Djokovic held three match points in the next game and he clinched it in 2 hours, 19 minutes when Federer netted a backhand. Djokovic, who won three Grand Slam titles last year, took a 23-22 edge in his 45 meetings with Federer.
“Definitely I’ve played unbelievable the first two sets but that’s what is necessary against Roger,” Djokovic said. “He’s been playing on a very high level at this tournament and he dropped only one set. I came up with the right intensity, great concentration.”
Federer said he wasn’t surprised by the early blitz.
“I’ve seen Novak play this well before,” he said. “It’s tough when it’s from the start because obviously you got to try to stop the bleeding at some point. He can get one or two sets all of a sudden … and it’s tough to get back into it.”
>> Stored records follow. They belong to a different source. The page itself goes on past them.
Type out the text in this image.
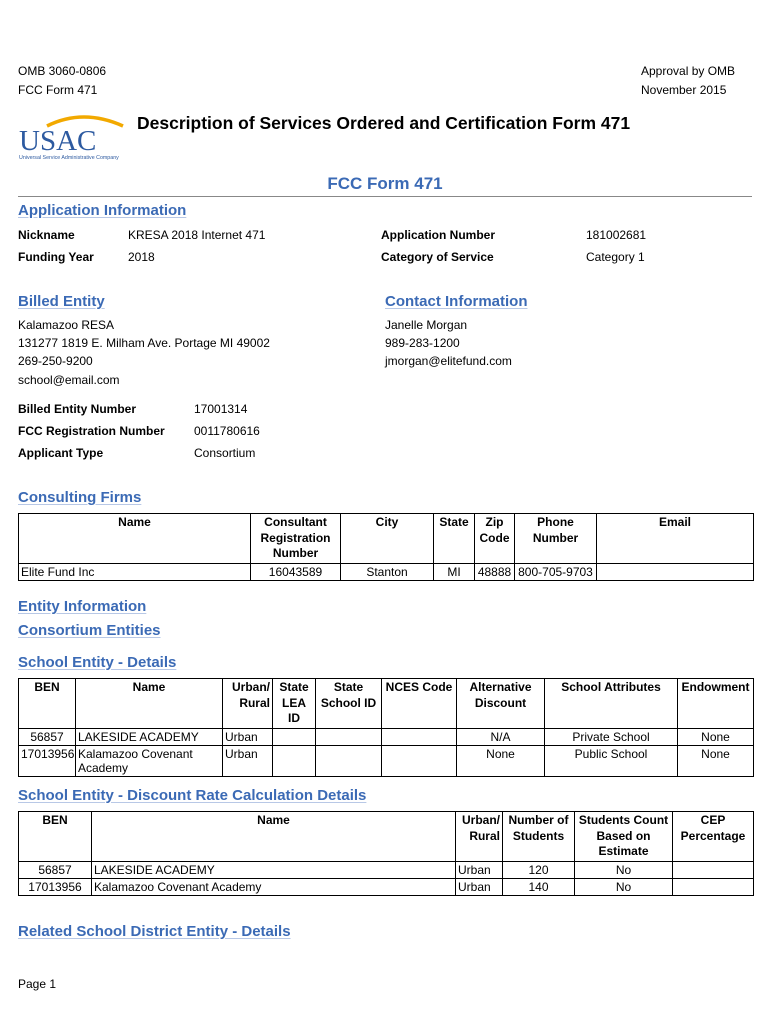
OMB 3060-0806
FCC Form 471
Approval by OMB
November 2015
USAC
Universal Service Administrative Company
Description of Services Ordered and Certification Form 471
FCC Form 471
Application Information
Nickname	KRESA 2018 Internet 471
Funding Year	2018
Application Number	181002681
Category of Service	Category 1
Billed Entity
Kalamazoo RESA
131277 1819 E. Milham Ave. Portage MI 49002
269-250-9200
school@email.com
Billed Entity Number	17001314
FCC Registration Number 0011780616
Applicant Type	Consortium
Contact Information
Janelle Morgan
989-283-1200
jmorgan@elitefund.com
Consulting Firms
Name	Consultant Registration Number	City	State	Zip Code	Phone Number	Email
Elite Fund Inc	16043589	Stanton	MI	48888	800-705-9703	
Entity Information
Consortium Entities
School Entity - Details
BEN	Name	Urban/ Rural	State LEA ID	State School ID	NCES Code	Alternative Discount	School Attributes	Endowment
56857	LAKESIDE ACADEMY	Urban				N/A	Private School	None
17013956	Kalamazoo Covenant Academy	Urban				None	Public School	None
School Entity - Discount Rate Calculation Details
BEN	Name	Urban/ Rural	Number of Students	Students Count Based on Estimate	CEP Percentage
56857	LAKESIDE ACADEMY	Urban	120	No	
17013956	Kalamazoo Covenant Academy	Urban	140	No	
Related School District Entity - Details
Page 1
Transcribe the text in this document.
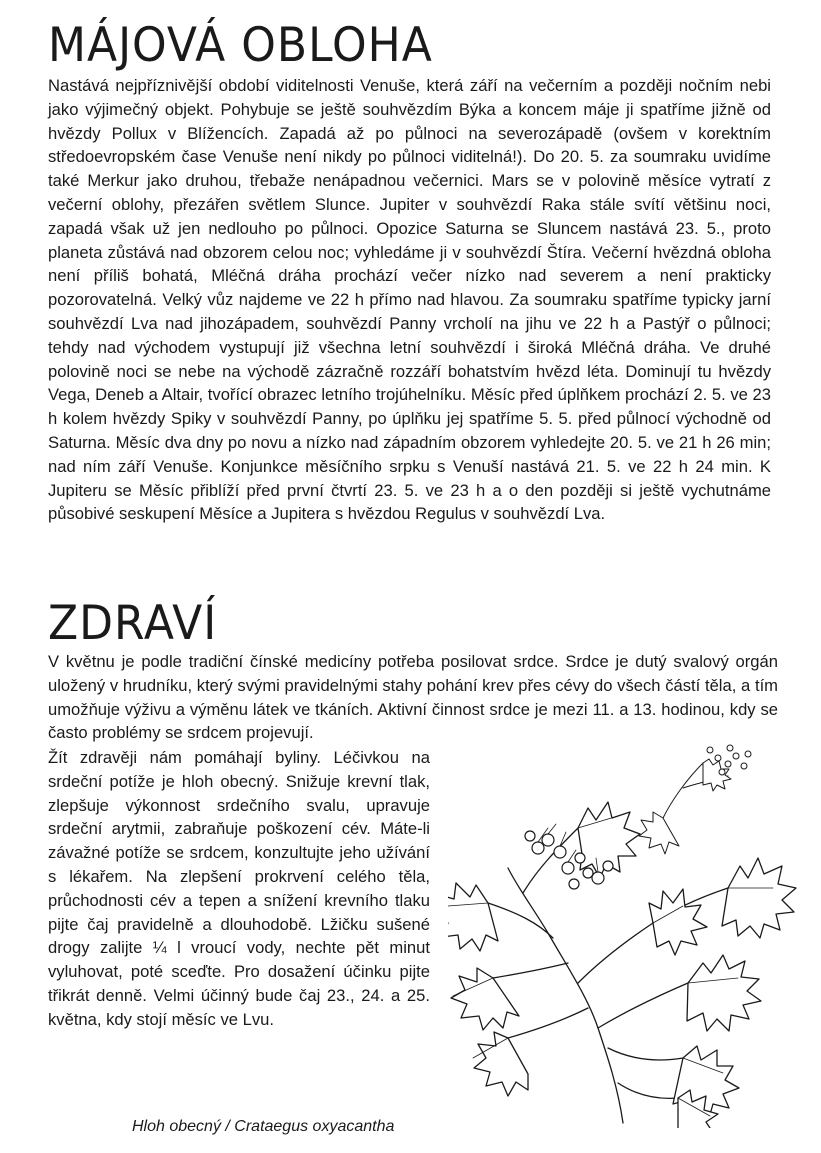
MÁJOVÁ OBLOHA

Nastává nejpříznivější období viditelnosti Venuše, která září na večerním a později nočním nebi jako výjimečný objekt. Pohybuje se ještě souhvězdím Býka a koncem máje ji spatříme jižně od hvězdy Pollux v Blížencích. Zapadá až po půlnoci na severozápadě (ovšem v korektním středoevropském čase Venuše není nikdy po půlnoci viditelná!). Do 20. 5. za soumraku uvidíme také Merkur jako druhou, třebaže nenápadnou večernici. Mars se v polovině měsíce vytratí z večerní oblohy, přezářen světlem Slunce. Jupiter v souhvězdí Raka stále svítí většinu noci, zapadá však už jen nedlouho po půlnoci. Opozice Saturna se Sluncem nastává 23. 5., proto planeta zůstává nad obzorem celou noc; vyhledáme ji v souhvězdí Štíra. Večerní hvězdná obloha není příliš bohatá, Mléčná dráha prochází večer nízko nad severem a není prakticky pozorovatelná. Velký vůz najdeme ve 22 h přímo nad hlavou. Za soumraku spatříme typicky jarní souhvězdí Lva nad jihozápadem, souhvězdí Panny vrcholí na jihu ve 22 h a Pastýř o půlnoci; tehdy nad východem vystupují již všechna letní souhvězdí i široká Mléčná dráha. Ve druhé polovině noci se nebe na východě zázračně rozzáří bohatstvím hvězd léta. Dominují tu hvězdy Vega, Deneb a Altair, tvořící obrazec letního trojúhelníku. Měsíc před úplňkem prochází 2. 5. ve 23 h kolem hvězdy Spiky v souhvězdí Panny, po úplňku jej spatříme 5. 5. před půlnocí východně od Saturna. Měsíc dva dny po novu a nízko nad západním obzorem vyhledejte 20. 5. ve 21 h 26 min; nad ním září Venuše. Konjunkce měsíčního srpku s Venuší nastává 21. 5. ve 22 h 24 min. K Jupiteru se Měsíc přiblíží před první čtvrtí 23. 5. ve 23 h a o den později si ještě vychutnáme působivé seskupení Měsíce a Jupitera s hvězdou Regulus v souhvězdí Lva.

ZDRAVÍ

V květnu je podle tradiční čínské medicíny potřeba posilovat srdce. Srdce je dutý svalový orgán uložený v hrudníku, který svými pravidelnými stahy pohání krev přes cévy do všech částí těla, a tím umožňuje výživu a výměnu látek ve tkáních. Aktivní činnost srdce je mezi 11. a 13. hodinou, kdy se často problémy se srdcem projevují.

Žít zdravěji nám pomáhají byliny. Léčivkou na srdeční potíže je hloh obecný. Snižuje krevní tlak, zlepšuje výkonnost srdečního svalu, upravuje srdeční arytmii, zabraňuje poškození cév. Máte-li závažné potíže se srdcem, konzultujte jeho užívání s lékařem. Na zlepšení prokrvení celého těla, průchodnosti cév a tepen a snížení krevního tlaku pijte čaj pravidelně a dlouhodobě. Lžičku sušené drogy zalijte ¼ l vroucí vody, nechte pět minut vyluhovat, poté sceďte. Pro dosažení účinku pijte třikrát denně. Velmi účinný bude čaj 23., 24. a 25. května, kdy stojí měsíc ve Lvu.

Hloh obecný / Crataegus oxyacantha
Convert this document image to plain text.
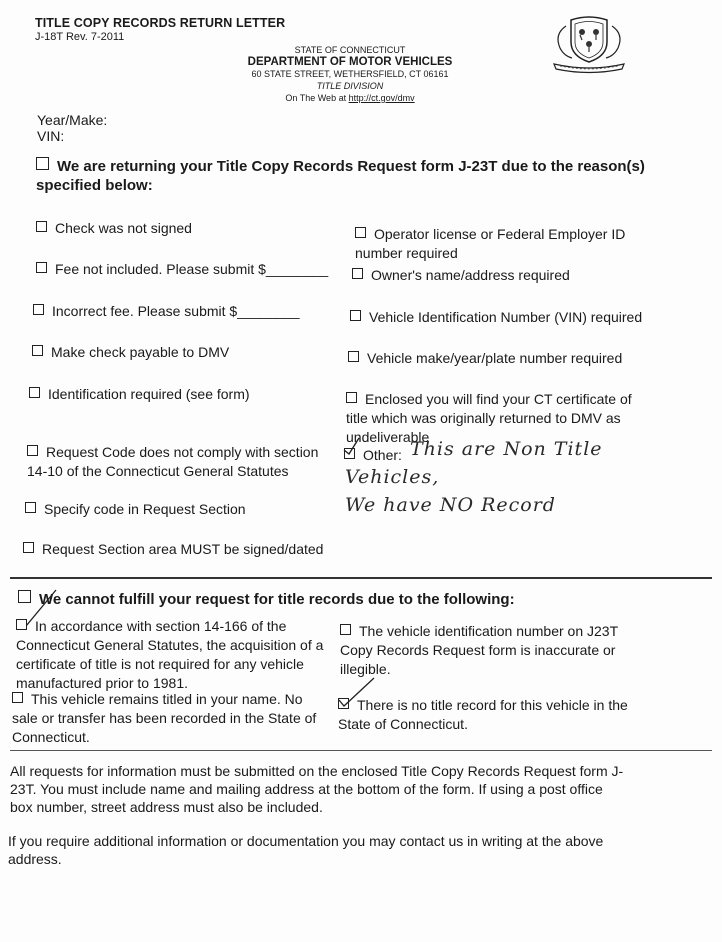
TITLE COPY RECORDS RETURN LETTER
J-18T Rev. 7-2011
STATE OF CONNECTICUT
DEPARTMENT OF MOTOR VEHICLES
60 STATE STREET, WETHERSFIELD, CT 06161
TITLE DIVISION
On The Web at http://ct.gov/dmv
Year/Make:
VIN:
We are returning your Title Copy Records Request form J-23T due to the reason(s)
specified below:
Check was not signed
Fee not included. Please submit $________
Incorrect fee. Please submit $________
Make check payable to DMV
Identification required (see form)
Request Code does not comply with section
14-10 of the Connecticut General Statutes
Specify code in Request Section
Request Section area MUST be signed/dated
Operator license or Federal Employer ID
number required
Owner's name/address required
Vehicle Identification Number (VIN) required
Vehicle make/year/plate number required
Enclosed you will find your CT certificate of
title which was originally returned to DMV as
undeliverable
Other: This are Non Title
Vehicles,
We have NO Record
We cannot fulfill your request for title records due to the following:
In accordance with section 14-166 of the
Connecticut General Statutes, the acquisition of a
certificate of title is not required for any vehicle
manufactured prior to 1981.
This vehicle remains titled in your name. No
sale or transfer has been recorded in the State of
Connecticut.
The vehicle identification number on J23T
Copy Records Request form is inaccurate or
illegible.
There is no title record for this vehicle in the
State of Connecticut.
All requests for information must be submitted on the enclosed Title Copy Records Request form J-
23T. You must include name and mailing address at the bottom of the form. If using a post office
box number, street address must also be included.
If you require additional information or documentation you may contact us in writing at the above
address.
In Sunday’s final, Djokovic will face the winner of Friday’s semifinal between No. 2-ranked Andy Murray and Milos Raonic.
“This has been the first Grand Slam that I won back in 2008,” Djokovic said. “Each time I come back … and step on Rod Laver Arena I have this beautiful memory.”
Williams is the overwhelming favorite in her final against Kerber, and not just based on recent form. She continued her perfect streak in Australian Open semifinals, and she has won all six finals she’s contested at Melbourne Park. Now she’s looking for seven wins in seven finals on the same court.
“I definitely block it out,” Williams replied to a question about equaling Graf’s mark. “I was one off last year, too! If I don’t win on Saturday, I’ll still be one off.”
Despite all her success, it is a loss that is inspiring Williams in this tournament. She was two matches away from a calendar-year Grand Slam in 2015 when she lost to Roberta Vinci in the U.S. Open semifinals.
“Physically I’m feeling a lot better, mentally I needed that break after the Open,” she said, but “I didn’t think I would do this well this fast.”
Kerber ended Sydney-born British player Johanna Konta’s surprising run with a 7-5, 6-2 semifinal win to reach her first Grand Slam final. Konta was the first British woman since 1983 to reach a major semifinal.
Williams’ win over fourth-seeded Radwanska provided yet another reminder of her dominance in the women’s game. She has won 39 of her last 40 Grand Slam matches across six major tournaments.
Williams hasn’t played a left-hander so far this tournament and said that, combined with Kerber’s quarterfinal win over two-time champion Victoria Azarenka, were making her wary.
“She took out a really tough opponent in Victoria. You can’t underestimate Kerber,” Williams said. “She’s beaten me before, too, and pretty good. I know that she brings a lot to the game.”
Williams remained unbeaten in nine matches against Radwanska, whom she beat in the 2012 Wimbledon final.
“She started unbelievable, with such a power and speed,” Radwanska said. “I was just standing there kind of watching her playing.”